Как рассвело, вернулся в дом, вскипятил воду и, благословясь, сел чаевать. Пил в накладку, обмакивая кусочки сахара в точащую благоухания полевых трав обжигающе-горячую янтарную жидкость. С расстановкой делал маленькие глоточки, стараясь подольше задержать ощущение того, как истаивает во рту набухшая луговыми ароматами сахарная плоть. Со стены, с портрета в деревянной перламутровой рамочке укоризненно смотрела на него незабвенная Анастасия Романовна. Строгие глаза ее будто бы обличали: экий ты угодник чреву, Иван! Оставила тебя на минуту одного, а ты и дела другого не знаешь, как, чуть свет, сластям предаваться!
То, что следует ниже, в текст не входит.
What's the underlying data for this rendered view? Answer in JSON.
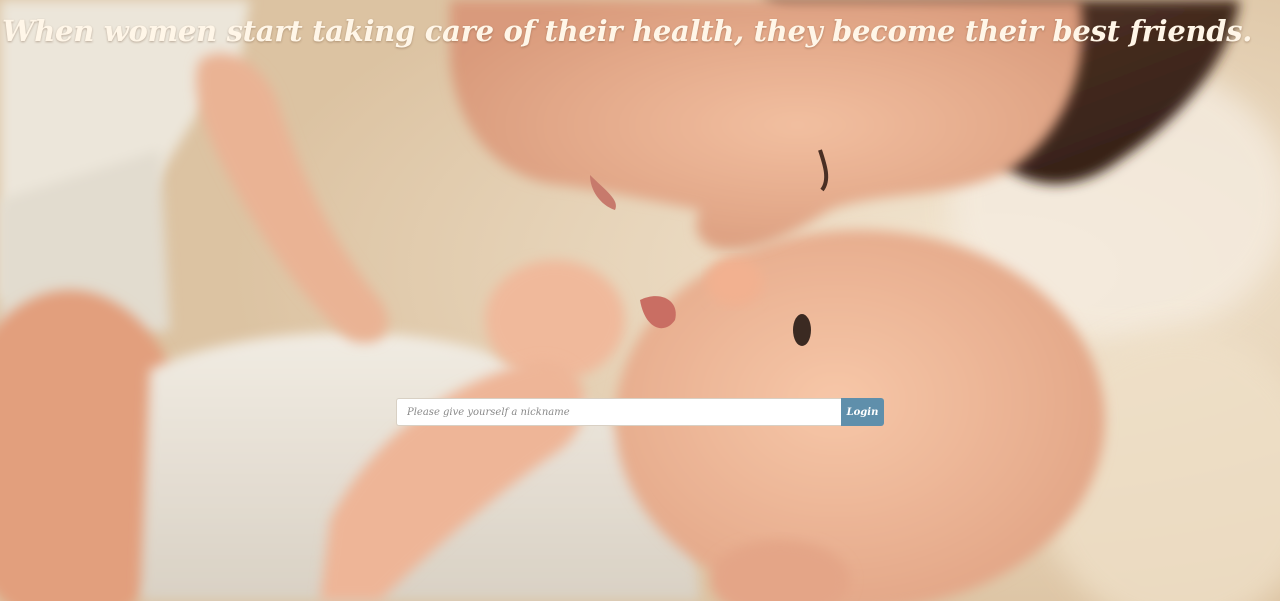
{
  "hero": {
    "tagline": "When women start taking care of their health, they become their best friends."
  },
  "login": {
    "nickname_placeholder": "Please give yourself a nickname",
    "nickname_value": "",
    "button_label": "Login"
  },
  "colors": {
    "tagline_text": "#fff6e8",
    "button_background": "#5f8fab",
    "button_text": "#ffffff",
    "input_background": "#ffffff"
  }
}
— Прости, Анастасья, — повинился Иван Васильевич, — тебе-то прохлаждаться, да бока греть вдосталь не довелось, иной тебе вышел Божий суд, а я уж за тебя тут бока погрею, пока Господь обновя нас не соединит. Я уж, прости, обленился совсем, больше все на печи лежу. Нынче вон свадьба у Федьки Авдотьиного. Помнишь, как нянчила его на руках? Наш-то Федор-пострел уж на девок заглядывался, а их Федька еще в пеленки писал. А ты, чуть минута свободная, к Авдотье бежать и, ну, мальца ее пестовать — вот ведь радость тебе была! Как за своих обоих, тех что Господь прибрал — ну, тут, опять же, Божий суд, — Иван Васильевич перевернул пустую чашку вверх дном и накрыл ее ладонью. — Так что свадьба у любимца твоего Федьки... — Иван Васильевич опустил вниз глаза и покачал головой. — Только я не пойду, прости, так уж вышло. А поглядеть, погляжу и тебе потом расскажу. Ну, да ладно, — вздохнул он тяжело, вставая, — пока роса, травку под окнами обкошу, а то пред людьми стыдно.
С утра пораньше у дома Касмановых загремела музыка.
"Послушай, все в твоих руках... Все в твоих руках, все в твоих руках…", — занудливо мямлил, не понять чей — то ли мужской, то ли женский? — голос.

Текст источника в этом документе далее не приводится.